Bio-hybrid materials and physiochemical interactions hold great promise for advancing the pharmaceutical and chemical sectors. However, current developments in these technologies are limited, with few functional options available. In this context, the EIC-funded Bio-HhOST project aims to develop a bio-hybrid material composed of living and artificial cells, enabling a wide range of interactions. The incorporation of artificial cells will facilitate the proliferation, function, and differentiation of living cells, while also possessing functional metabolisms capable of revolutionising the sector through chemical interactions. Additionally, the project employs 3D tissue models and simulations to enhance the understanding of the material and its response to diseases, thereby reducing the necessity for animal research.

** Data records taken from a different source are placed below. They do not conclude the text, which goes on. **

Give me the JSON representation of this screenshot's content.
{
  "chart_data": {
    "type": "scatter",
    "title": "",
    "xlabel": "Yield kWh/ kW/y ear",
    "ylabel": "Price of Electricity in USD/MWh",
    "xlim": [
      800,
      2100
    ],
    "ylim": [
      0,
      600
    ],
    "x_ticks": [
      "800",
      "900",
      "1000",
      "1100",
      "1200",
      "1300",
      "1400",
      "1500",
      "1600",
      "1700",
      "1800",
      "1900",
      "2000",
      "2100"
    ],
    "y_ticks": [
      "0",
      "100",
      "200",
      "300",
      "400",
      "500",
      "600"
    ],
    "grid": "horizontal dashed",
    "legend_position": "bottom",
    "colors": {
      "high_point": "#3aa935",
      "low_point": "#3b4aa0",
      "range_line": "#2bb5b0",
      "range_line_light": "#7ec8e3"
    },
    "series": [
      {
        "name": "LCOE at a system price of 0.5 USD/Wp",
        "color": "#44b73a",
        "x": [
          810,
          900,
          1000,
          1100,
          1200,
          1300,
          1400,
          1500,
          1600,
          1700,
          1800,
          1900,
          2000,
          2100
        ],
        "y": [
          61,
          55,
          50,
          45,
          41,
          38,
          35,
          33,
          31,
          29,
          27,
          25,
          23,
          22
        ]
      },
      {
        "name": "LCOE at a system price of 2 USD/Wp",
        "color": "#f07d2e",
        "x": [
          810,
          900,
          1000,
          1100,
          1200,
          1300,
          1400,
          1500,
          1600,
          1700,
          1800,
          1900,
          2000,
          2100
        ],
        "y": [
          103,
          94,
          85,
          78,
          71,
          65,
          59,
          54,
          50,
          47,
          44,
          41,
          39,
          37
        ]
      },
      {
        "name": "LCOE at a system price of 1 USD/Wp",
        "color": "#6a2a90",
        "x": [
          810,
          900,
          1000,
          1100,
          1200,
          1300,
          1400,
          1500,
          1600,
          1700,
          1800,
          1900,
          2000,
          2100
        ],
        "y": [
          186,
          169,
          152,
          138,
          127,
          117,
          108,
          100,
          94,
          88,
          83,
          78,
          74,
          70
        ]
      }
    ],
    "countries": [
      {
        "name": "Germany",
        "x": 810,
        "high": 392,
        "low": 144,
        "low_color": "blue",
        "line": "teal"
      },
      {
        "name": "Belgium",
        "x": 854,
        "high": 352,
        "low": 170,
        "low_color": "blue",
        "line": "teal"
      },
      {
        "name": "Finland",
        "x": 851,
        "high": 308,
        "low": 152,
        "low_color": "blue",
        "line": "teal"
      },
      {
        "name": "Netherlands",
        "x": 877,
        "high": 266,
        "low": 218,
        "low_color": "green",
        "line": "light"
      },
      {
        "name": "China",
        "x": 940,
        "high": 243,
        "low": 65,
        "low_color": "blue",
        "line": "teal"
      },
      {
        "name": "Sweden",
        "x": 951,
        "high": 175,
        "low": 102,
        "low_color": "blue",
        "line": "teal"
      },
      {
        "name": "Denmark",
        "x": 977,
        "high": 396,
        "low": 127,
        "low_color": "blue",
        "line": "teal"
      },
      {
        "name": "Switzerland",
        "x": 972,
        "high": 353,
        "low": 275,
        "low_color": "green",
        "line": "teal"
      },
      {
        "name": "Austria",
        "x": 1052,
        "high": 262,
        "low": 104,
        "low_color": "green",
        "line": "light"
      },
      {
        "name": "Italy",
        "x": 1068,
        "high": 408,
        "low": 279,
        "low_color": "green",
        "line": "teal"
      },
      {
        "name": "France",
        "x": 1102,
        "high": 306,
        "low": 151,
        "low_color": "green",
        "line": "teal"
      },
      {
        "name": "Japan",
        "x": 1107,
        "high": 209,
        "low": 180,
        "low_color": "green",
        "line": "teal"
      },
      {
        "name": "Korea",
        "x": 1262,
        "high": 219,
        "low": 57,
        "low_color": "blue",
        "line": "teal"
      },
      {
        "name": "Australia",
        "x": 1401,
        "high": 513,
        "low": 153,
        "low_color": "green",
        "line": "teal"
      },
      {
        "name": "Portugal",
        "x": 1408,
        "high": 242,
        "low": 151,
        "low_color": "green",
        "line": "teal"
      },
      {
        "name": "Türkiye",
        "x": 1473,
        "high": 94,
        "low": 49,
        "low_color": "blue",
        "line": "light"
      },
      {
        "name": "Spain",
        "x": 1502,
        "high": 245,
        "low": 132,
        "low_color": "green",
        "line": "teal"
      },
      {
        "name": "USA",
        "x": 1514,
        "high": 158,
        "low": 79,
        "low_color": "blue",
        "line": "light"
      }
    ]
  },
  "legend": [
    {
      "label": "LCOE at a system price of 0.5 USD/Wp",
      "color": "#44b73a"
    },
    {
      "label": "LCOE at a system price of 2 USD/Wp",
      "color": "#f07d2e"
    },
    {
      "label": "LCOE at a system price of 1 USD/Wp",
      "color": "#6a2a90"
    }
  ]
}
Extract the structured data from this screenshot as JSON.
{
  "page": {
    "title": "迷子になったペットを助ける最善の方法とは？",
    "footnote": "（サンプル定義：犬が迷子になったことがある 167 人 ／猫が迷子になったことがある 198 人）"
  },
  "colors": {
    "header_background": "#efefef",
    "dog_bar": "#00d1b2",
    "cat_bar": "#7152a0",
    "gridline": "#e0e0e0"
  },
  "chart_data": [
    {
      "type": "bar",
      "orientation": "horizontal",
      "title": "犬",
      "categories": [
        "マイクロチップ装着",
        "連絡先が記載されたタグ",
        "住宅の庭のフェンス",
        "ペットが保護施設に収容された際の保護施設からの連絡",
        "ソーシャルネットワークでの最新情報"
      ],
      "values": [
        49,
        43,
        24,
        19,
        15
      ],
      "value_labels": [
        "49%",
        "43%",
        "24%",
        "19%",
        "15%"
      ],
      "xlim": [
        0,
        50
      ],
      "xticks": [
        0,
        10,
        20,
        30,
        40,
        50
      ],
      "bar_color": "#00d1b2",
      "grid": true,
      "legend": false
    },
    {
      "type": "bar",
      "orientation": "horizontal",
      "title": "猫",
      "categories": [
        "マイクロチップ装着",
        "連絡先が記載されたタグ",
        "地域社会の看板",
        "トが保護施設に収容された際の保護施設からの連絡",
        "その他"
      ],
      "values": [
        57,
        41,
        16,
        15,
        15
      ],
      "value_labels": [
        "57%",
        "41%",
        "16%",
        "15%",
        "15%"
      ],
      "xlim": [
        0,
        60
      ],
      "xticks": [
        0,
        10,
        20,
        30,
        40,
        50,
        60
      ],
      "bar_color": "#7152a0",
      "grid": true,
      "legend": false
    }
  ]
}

Bio-HhOST is building bio-hybrid materials that comprise living & artificial cells, in dynamic communication, such that artificial cells may influence the proliferation, differentiation and function of living cells. This will be accomplished by producing precision engineered, microscale, liquid and lipid bilayer-based, chemically compartmentalised artificial cells, co-localised with live cells. This is being done by an interdisciplinary team of biologists, engineers, mathematicians and entrepreneurs. The artificial cells will contain functional metabolisms, and the ability to respond to chemical stimuli in the environment to release signalling molecules, on demand, to regulate the neighbouring living cells, as found in complex biological tissues. These new chemically programmable organoid-synthetic tissues will enable a paradigm shift, in both ability to elucidate and control the complexity of physio-chemical interactions within 3D tissues, and reduce animal use in pharmaceutical R&D.
To achieve these ambitions we have designed an integrated multistage workplan driving towards the following overarching aims:-
Aim 1. Create 3D tissues where spatial regulation of living cell differentiation is determined by co-located (chemically programmable) artificial cells.
Aim 2. Regulate and maintain such 3D tissues by dynamic communication between live and artificial cells.
Aim 3. Develop multi-level, multi-approach models of organoid-synthetic tissues behavior. These will be applied to target applications;
Aim4. Evaluating drug delivery vectors for next generation biological therapeutics.
And Aim5. generation of complex tissues formed of distinct different regions, not achievable with current organoid protocols. These exemplify our wider ambitions for the Bio-HhOST approach including to, i) understand cell behavior in increasingly realistic 3D tissue models, ii) elucidate targets for the treatment of disease, and iii) enable the reduction of animal use in pharmacuetical research.